I had intended to log in today to re-re-read some Clarkash-ton, but before I arrived I found a news story about the rediscovery of a "lost" Inca city near Machu Pichu. It had been found by Hiram Bingham (rediscoverer of Machu Pichu itself), then "lost" again. It was re-rediscovered by aerial infrared photography. The link to the story is:
http://aolsvc.news.aol.com/news/article.adp?id=20031108071709990001&_mpc=news%2e10%2e10
In 2002, the same expedition found a "lost" Inca village at Cota Coca. Also in 2002, not one, but
two lost cities were found sunken off of the Indian coast: Mahabalipuram, the City of Seven Pagodas
http://news.bbc.co.uk/1/hi/world/south_asia/1923794.stm and another, unnamed one, which seems to pre-date the Harrapan civilization, which would make it one of the oldest -- if not the oldest -- city of human (?) culture
http://news.bbc.co.uk/1/hi/world/south_asia/1768109.stm
These expeditions lend a great deal of support, in my opinion, to
other accounts of "lost cities" which have been dismissed derisively by archaeologists and historians.
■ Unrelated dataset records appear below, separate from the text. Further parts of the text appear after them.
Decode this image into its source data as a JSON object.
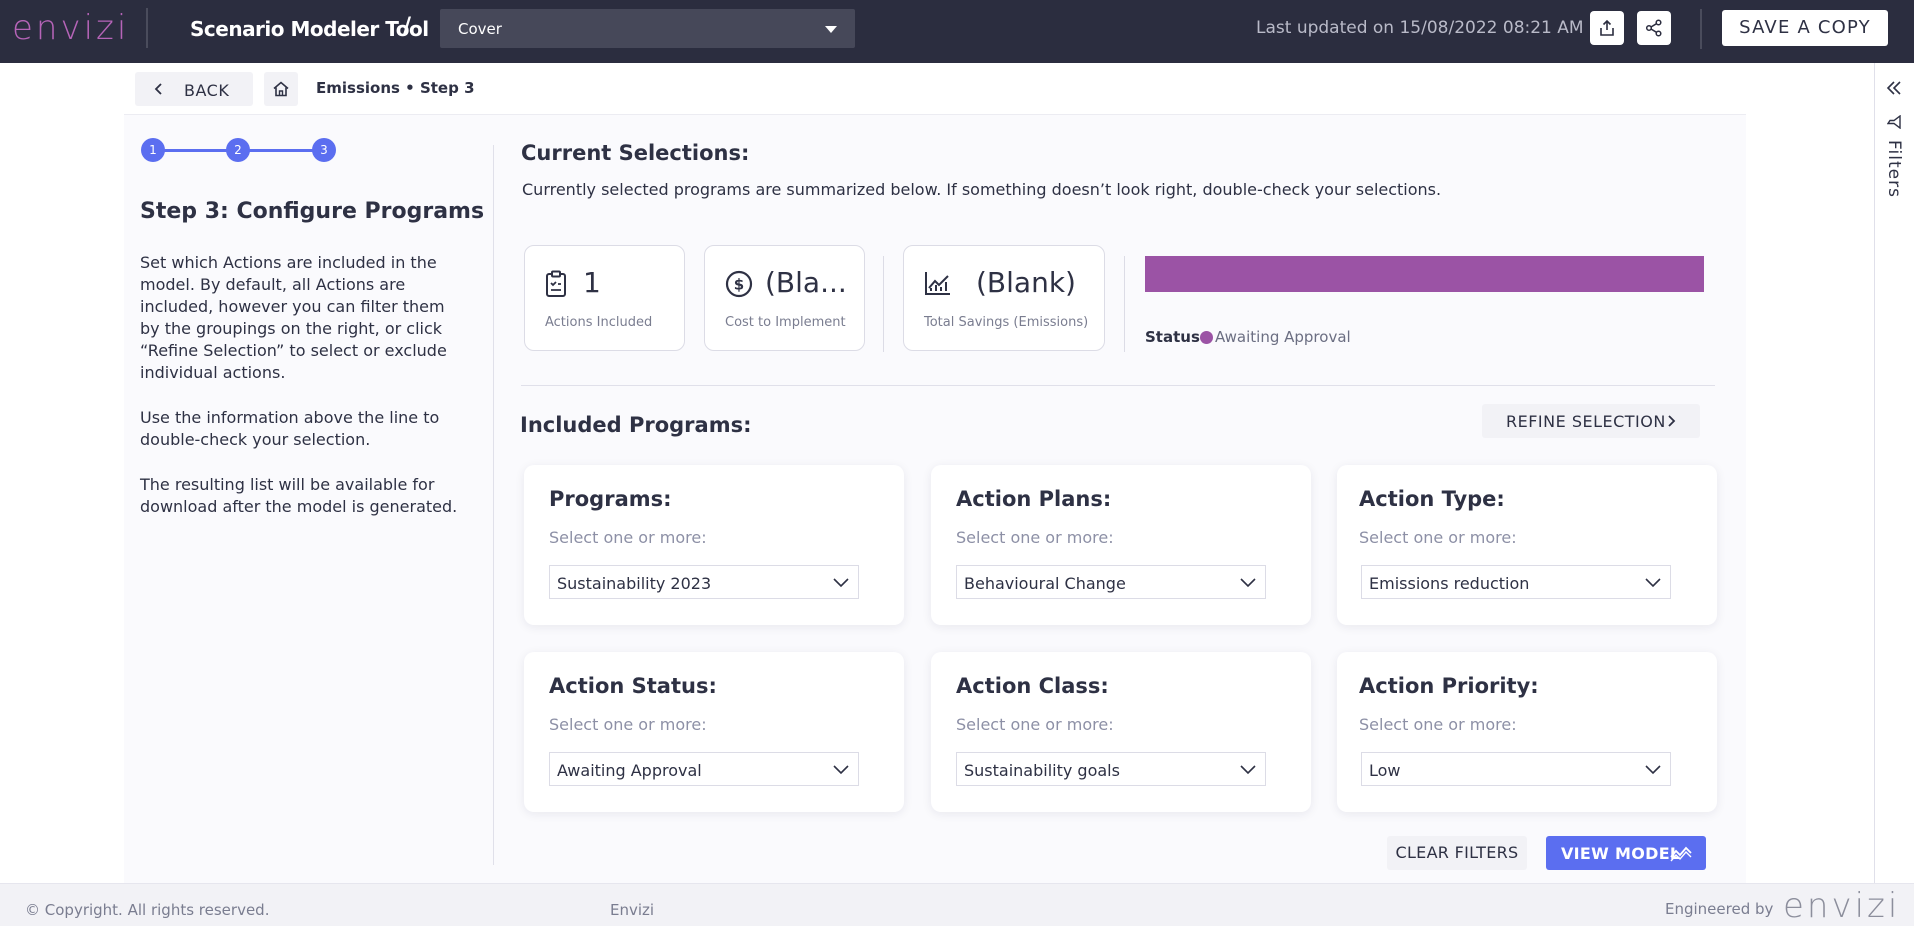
{
  "app": {
    "logo": "envizi",
    "title": "Scenario Modeler Tool",
    "slash": "/",
    "page_select": "Cover",
    "last_updated": "Last updated on 15/08/2022 08:21 AM",
    "save_copy": "SAVE A COPY"
  },
  "nav": {
    "back": "BACK",
    "breadcrumb": "Emissions • Step 3"
  },
  "stepper": {
    "steps": [
      "1",
      "2",
      "3"
    ],
    "current": 3
  },
  "left": {
    "title": "Step 3: Configure Programs",
    "para1": "Set which Actions are included in the model. By default, all Actions are included, however you can filter them by the groupings on the right, or click “Refine Selection” to select or exclude individual actions.",
    "para2": "Use the information above the line to double-check your selection.",
    "para3": "The resulting list will be available for download after the model is generated."
  },
  "current": {
    "heading": "Current Selections:",
    "subtext": "Currently selected programs are summarized below. If something doesn’t look right, double-check your selections.",
    "kpis": [
      {
        "value": "1",
        "label": "Actions Included",
        "icon": "clipboard-icon"
      },
      {
        "value": "(Bla...",
        "label": "Cost to Implement",
        "icon": "dollar-icon"
      },
      {
        "value": "(Blank)",
        "label": "Total Savings (Emissions)",
        "icon": "chart-icon"
      }
    ],
    "status_label": "Status",
    "status_value": "Awaiting Approval",
    "status_color": "#9b53a5"
  },
  "included": {
    "heading": "Included Programs:",
    "refine": "REFINE SELECTION",
    "hint": "Select one or more:",
    "filters": [
      {
        "title": "Programs:",
        "value": "Sustainability 2023"
      },
      {
        "title": "Action Plans:",
        "value": "Behavioural Change"
      },
      {
        "title": "Action Type:",
        "value": "Emissions reduction"
      },
      {
        "title": "Action Status:",
        "value": "Awaiting Approval"
      },
      {
        "title": "Action Class:",
        "value": "Sustainability goals"
      },
      {
        "title": "Action Priority:",
        "value": "Low"
      }
    ],
    "clear": "CLEAR FILTERS",
    "view": "VIEW MODEL"
  },
  "rail": {
    "label": "Filters"
  },
  "footer": {
    "copyright": "© Copyright. All rights reserved.",
    "center": "Envizi",
    "engineered": "Engineered by",
    "logo": "envizi"
  },
  "colors": {
    "accent": "#5b6ef0",
    "brand": "#b664b8",
    "topbar": "#2b2d3f"
  }
}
If a city "found" by Hiram Bingham could be immediately "lost" again, even though it is fairly close to a national capital and to a major archaeological site
cum tourist destination, one wonders how many
other accounts of "lost cities" are indeed true. Today Llactapata, tomorrow ... what? Colonel Fawcett's city of "Z" in the Mato Grosso? Irem of the Pillars? R'lyeh? N'kai? Poisedonis?
One can dream, can't one? (But in those dreams, what horrors may come, eh what?)